About 450 volunteers will be helping the race run smoothly. Rob Gomez, founder and owner of Eastern Shore Training, a Maine-based online running coaching service, will be the keynote speaker at the traditional pre-race Pasta dinner hosted by the Mount Desert Island High School Music Boosters. Proceeds from the all-you-can-eat dinner go to the Boosters’ Summer Scholarship Program.
In addition to the Music Boosters, other local nonprofits will get a financial boost from the marathon. Through the Charity Bib Program, runners can take pledges to support a local or national charity.
Bar Harbor runner Cate Scheider is running the MDI Half Marathon, taking pledges for the MDI YMCA.
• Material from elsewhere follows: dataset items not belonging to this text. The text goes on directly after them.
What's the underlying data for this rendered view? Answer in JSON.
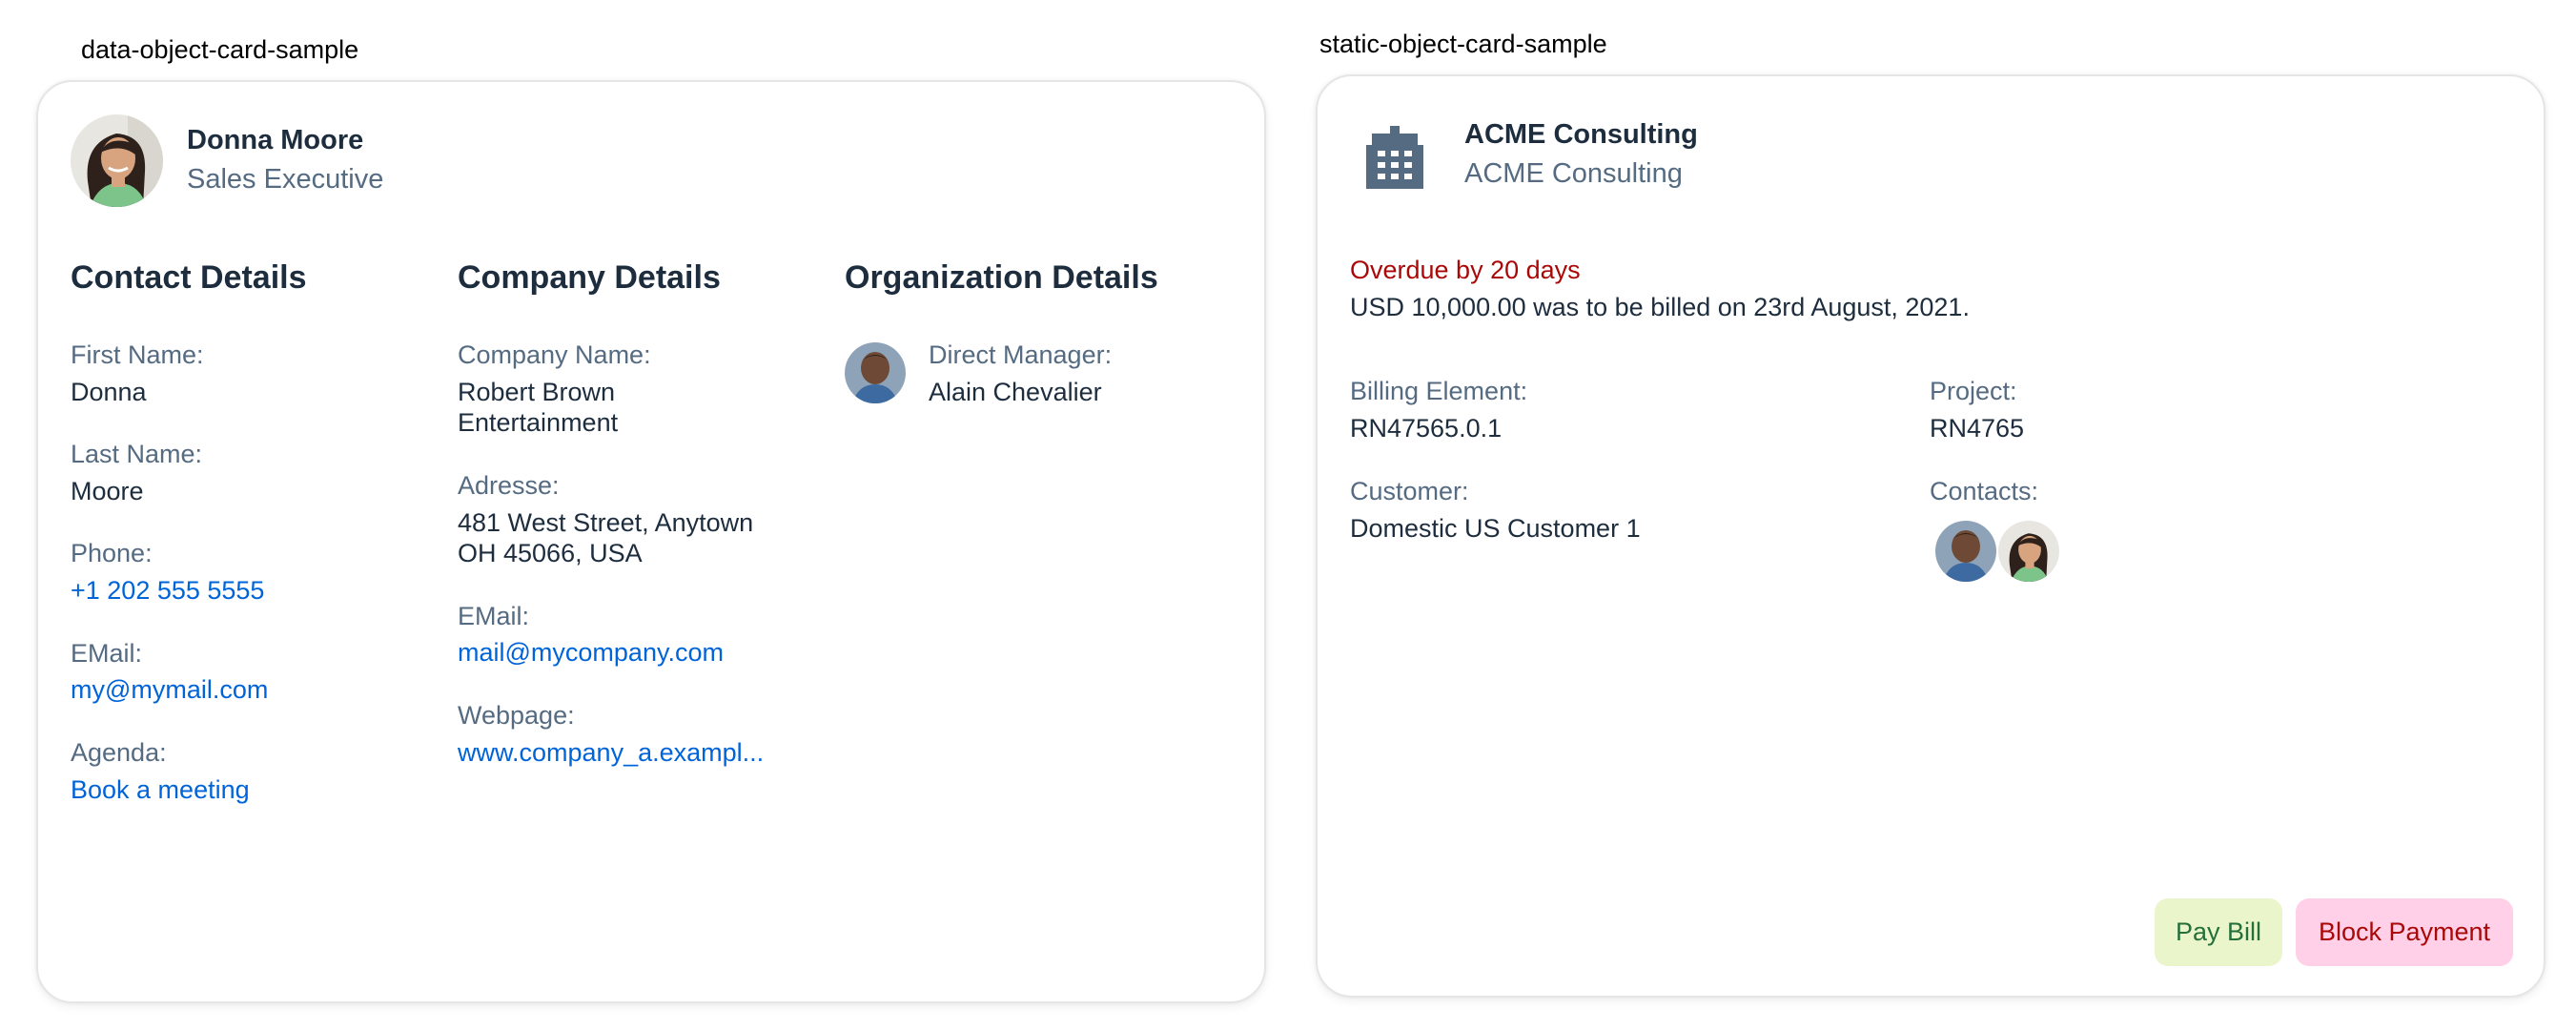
{
  "left_card": {
    "sample_label": "data-object-card-sample",
    "header": {
      "title": "Donna Moore",
      "subtitle": "Sales Executive"
    },
    "contact": {
      "heading": "Contact Details",
      "first_name_label": "First Name:",
      "first_name": "Donna",
      "last_name_label": "Last Name:",
      "last_name": "Moore",
      "phone_label": "Phone:",
      "phone": "+1 202 555 5555",
      "email_label": "EMail:",
      "email": "my@mymail.com",
      "agenda_label": "Agenda:",
      "agenda": "Book a meeting"
    },
    "company": {
      "heading": "Company Details",
      "name_label": "Company Name:",
      "name_line1": "Robert Brown",
      "name_line2": "Entertainment",
      "address_label": "Adresse:",
      "address_line1": "481 West Street, Anytown",
      "address_line2": "OH 45066, USA",
      "email_label": "EMail:",
      "email": "mail@mycompany.com",
      "webpage_label": "Webpage:",
      "webpage": "www.company_a.exampl..."
    },
    "organization": {
      "heading": "Organization Details",
      "manager_label": "Direct Manager:",
      "manager": "Alain Chevalier"
    }
  },
  "right_card": {
    "sample_label": "static-object-card-sample",
    "header": {
      "title": "ACME Consulting",
      "subtitle": "ACME Consulting",
      "icon": "building-icon"
    },
    "status": {
      "overdue": "Overdue by 20 days",
      "description": "USD 10,000.00 was to be billed on 23rd August, 2021.",
      "overdue_color": "#aa0808"
    },
    "fields": {
      "billing_label": "Billing Element:",
      "billing": "RN47565.0.1",
      "project_label": "Project:",
      "project": "RN4765",
      "customer_label": "Customer:",
      "customer": "Domestic US Customer 1",
      "contacts_label": "Contacts:"
    },
    "actions": {
      "pay_bill": "Pay Bill",
      "block_payment": "Block Payment",
      "pay_bill_bg": "#ebf5cb",
      "pay_bill_color": "#256f3a",
      "block_payment_bg": "#ffd0e7",
      "block_payment_color": "#aa0808"
    }
  },
  "colors": {
    "link": "#0064d9",
    "label": "#556b82",
    "text": "#1d2d3e"
  }
}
“The clincher for me, for this race specifically, was the ability to run for a charity of my choosing. It makes running that much more rewarding,” Scheider said. “I ultimately chose the Y [because it] plays an important role in keeping the fabric of our island a true community. It provides a safe and positive place for kids to congregate and grow into their best selves.”
Allen said some notable runners in attendance this year include “elite female runner Devon Yanko, [who] hopes to run a qualifier for the 2020 US Olympic trials at MDI.
“And the always-amazing Michael Westphal is running,” he continued, “[a] local runner and friend who is battling Parkinson’s.”
Allen is hoping many local musicians come out to play along the race route, as part of an annual tradition called “Rock the Marathon!”
Finish line festival
Getting to, and parking in, Southwest Harbor has always been a challenge during the marathon as Main St. is closed from 9:30 a.m. until the early afternoon.
This year, spectators will be able to take a ferry from the Northeast Harbor Marina to Dysart’s Marina in Southwest Harbor, avoiding congestion on the marathon route and the need to find parking near the finish line. The ferry will be operated by Sail Acadia using the 21-passenger Elizabeth T. Timed tickets are available online.
Music at the Finish Line Festival will be provided by The Fox and the Hound, playing Americana and country music. Food vendors include Colvard & Company, RockBox, and BAR Har-B-Q. Coda Restaurant will host a beer garden, with beer from Rising Tide and Fogtown on tap.
The Seal Cove Auto Museum’s vintage Detroit Electric car will be on display, along with information from A Climate to Thrive and Friends of Acadia.
The Finish Line Festival marks the end of Southwest Harbor Week, ten days of tastings, talks, tours, concerts, cruises, and demonstrations hosted by the Southwest Harbor & Tremont Chamber of Commerce.